L’heure de l’ouverture approcha, il fallait ouvrir les portes de l’exposition. Beaucoup firent semblants d’ignorer ma toile, mais comment ne pas voir ce .. *.. , d’autres se ruèrent sur ma création La Vraie Création ou Le tombeau des Maîtres. En effet Sandro Boticelli, William Bouguereau, Alexandre Cabanel, l’heure de gloire a pour chacun sonné, mais celle de votre mort aussi. C’est pourquoi j’avais pris le soin de compléter succinctement la description de mon œuvre :

« Roi des canons parfaits, déposez tous vos armes

Le teint nacré n’est plus à la mode,

Les interminables chevelures non plus

Laissez-là vos pinceaux et palettes usagés

D’autres les assainiront, une nouvelle ère commence !

Retournez enfin dans votre dernière demeure

Soyez en paix !

Un Amour pour chacun, une pensée pour chacun. »

 

Je percevais que ces quelques vers ne laissèrent pas indifférents. Etonnamment, des individus prirent l’intitulé de l’œuvre au sens littéral, au point que certains semblaient s’y recueillir et se prosterner comme il en est l’usage devant une épitaphe. Ironiquement, et sans scrupules je comparais ces nostalgiques aux pleureurs utilisés pour orner les tombes funéraires.

- Eustache, la belle époque est finie, se lamenta une voix, je n’ai jamais autant pleuré devant une toile, même pour l’enterrement de mon tendre père, je n’ai pas versé autant de larmes.

 

- Je n’ai jamais eu autant de vertige en regardant … non vraiment, soupira Eustache, comment oser exposer … il y a tellement de noir et de blanc, me voilà assujetti à un violent tournis.

Bras dessus, bras dessous, ce couple fut le seul à venir vers moi pour éclairer leur dégoût. Sa femme effondrée dans ses bras, ce fut son mari qui prit la parole.

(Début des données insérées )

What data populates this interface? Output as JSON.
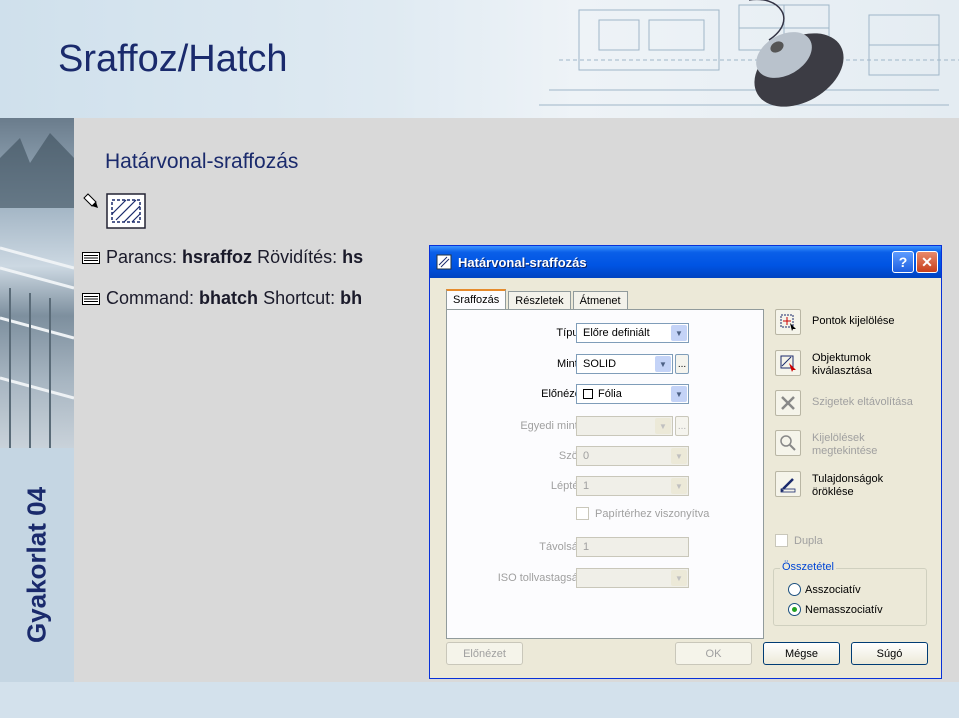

- Comment osez-vous, vous montrer comme artiste, si ce n’est que pour manier le noir et le blanc, Michel Ange, lui, utilisa diverses couleurs, et la Chapelle Sixtine n’en est que plus belle.

 

- Je ne suis pas l’artiste que vous attendiez, voilà tout ! Le noir et blanc participent à l’embellissement d’une lithographie, par exemple, fis-je remarquer sournoisement, et cela ne vous écœure pas ! Encore aujourd’hui, l’artiste Lucien Clergue fait vivre le noir et blanc à travers son art de la photographie, et cela ne vous gêne pas autant que de voir La Vraie Création.

 

- Mais pourquoi, me questionna-t-il avec mépris, tant d’acharnement inutile sur le noir et le blanc uniquement ? Pourquoi ajouter du noir où seul le blanc avait sa place ? Ce n’est plus la vraie création pour le coup.

 

- J’ai voulu créer une nouvelle alchimie tout simplement. Une alchimie, repris-je avec conviction, qui si vous êtes à même de la comprendre changerait l’existence de tous.

Le mari arrogant ne se permit plus un mot. Qu’aurait-il bien pu dire si ce n’est que la peinture devait être l’art de multiples couleurs et que les épisodes religieux devaient être figurés au verset près ? Je le voyais qui rougissait, peut-être était-ce la vérité qui le faisait ainsi rougir.                                          L’Humanité est blanche et noire, c’est ainsi ce qu’a voulu le Divin. A mon humble hauteur j’ai voulu être son porte-parole, et rassembler les hommes qui chaque jour s’entêtent à se séparer, alors qu’ils ne faisaient qu’un au Commencement.